Uncertainty in the ensemble, which is obtained by a linear opinion pool approach, is driven both by differences between the trajectories of individual models, and uncertainty on the trajectory of individual models. We do feel that because sources of uncertainty are so varied, a discussion of model-specific results and uncertainty is beyond the scope of this paper. The reader can also refer to new tables in the supplement that describe the major assumptions from each model (Supplementary File 1).
Although all the data and codes are publicly available, it will be great if the authors could add a table to summarize the major similarities and differences of the nine models, given the high uncertainties in projections across different models in Figure 1.
We have added a table to the supplement with the main assumptions of each of the contributing models.

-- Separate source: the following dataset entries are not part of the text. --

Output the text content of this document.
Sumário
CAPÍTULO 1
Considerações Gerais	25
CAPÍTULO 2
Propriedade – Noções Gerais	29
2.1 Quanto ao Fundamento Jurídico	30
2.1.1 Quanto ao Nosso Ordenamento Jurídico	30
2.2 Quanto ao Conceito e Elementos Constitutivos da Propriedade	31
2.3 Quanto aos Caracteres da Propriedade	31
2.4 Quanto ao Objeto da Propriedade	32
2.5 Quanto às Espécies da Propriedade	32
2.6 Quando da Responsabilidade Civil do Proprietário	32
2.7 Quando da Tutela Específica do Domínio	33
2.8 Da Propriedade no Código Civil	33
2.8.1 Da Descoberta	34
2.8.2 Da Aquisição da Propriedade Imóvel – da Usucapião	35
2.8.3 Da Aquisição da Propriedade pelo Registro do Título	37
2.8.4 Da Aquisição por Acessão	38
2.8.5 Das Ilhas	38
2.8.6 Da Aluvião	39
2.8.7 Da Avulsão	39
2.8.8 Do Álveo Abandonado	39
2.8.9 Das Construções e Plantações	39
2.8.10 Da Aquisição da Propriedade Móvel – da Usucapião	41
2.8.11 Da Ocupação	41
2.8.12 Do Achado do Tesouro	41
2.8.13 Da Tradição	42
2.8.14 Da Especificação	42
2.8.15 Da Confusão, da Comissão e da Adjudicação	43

Reviewer #3 (Recommendations for the authors):
This ensemble modelling exercise is incredibly useful, but could be even further enhanced by more of a discussion of difference, as indicated above. It will be very important to include more considerations of immune waning and boosting in future rounds.

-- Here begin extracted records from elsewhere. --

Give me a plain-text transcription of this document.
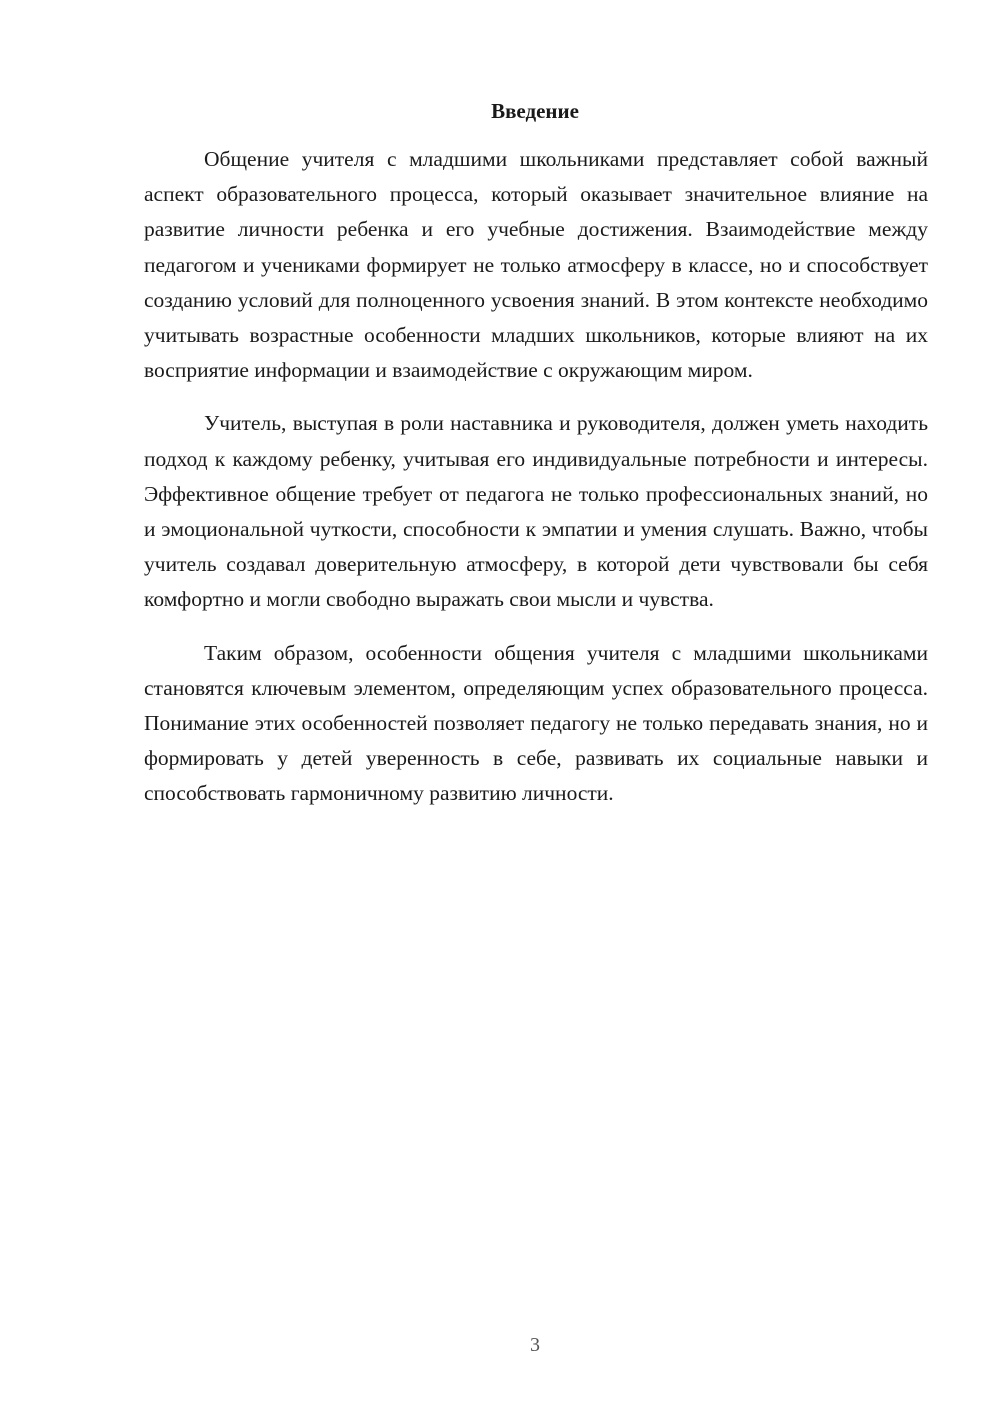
Введение

Общение учителя с младшими школьниками представляет собой важный аспект образовательного процесса, который оказывает значительное влияние на развитие личности ребенка и его учебные достижения. Взаимодействие между педагогом и учениками формирует не только атмосферу в классе, но и способствует созданию условий для полноценного усвоения знаний. В этом контексте необходимо учитывать возрастные особенности младших школьников, которые влияют на их восприятие информации и взаимодействие с окружающим миром.

Учитель, выступая в роли наставника и руководителя, должен уметь находить подход к каждому ребенку, учитывая его индивидуальные потребности и интересы. Эффективное общение требует от педагога не только профессиональных знаний, но и эмоциональной чуткости, способности к эмпатии и умения слушать. Важно, чтобы учитель создавал доверительную атмосферу, в которой дети чувствовали бы себя комфортно и могли свободно выражать свои мысли и чувства.

Таким образом, особенности общения учителя с младшими школьниками становятся ключевым элементом, определяющим успех образовательного процесса. Понимание этих особенностей позволяет педагогу не только передавать знания, но и формировать у детей уверенность в себе, развивать их социальные навыки и способствовать гармоничному развитию личности.

3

We have strengthened our discussion of sources of model differences and provided a supplementary table of model assumptions. Subsequent SMH rounds have focused on different scenarios of waning and immune escape, which we now point to in the revised discussion. Results can be found at https://covid19scenariomodelinghub.org/index.html.
Will future rounds incorporate assumptions about the duration of protection following the primary series, particularly as boosters come online and will also need to be incorporated? Could waning be a partial explanation for the overestimation of vaccine impacts here?
This is certainly a possibility for future rounds. Round 8, 11 and round 13 incorporated waning immunity and future rounds may further refine this (round 13 is publicly available here https://covid19scenariomodelinghub.org/index.html). It is possible that improperly accounting for waning contributed to the underestimation of cases during the projection period, which we now mention.
Naturally acquired immunity is mentioned but is natural boosting of immunised individuals built into any of these models?
This was left to the discretion of the teams.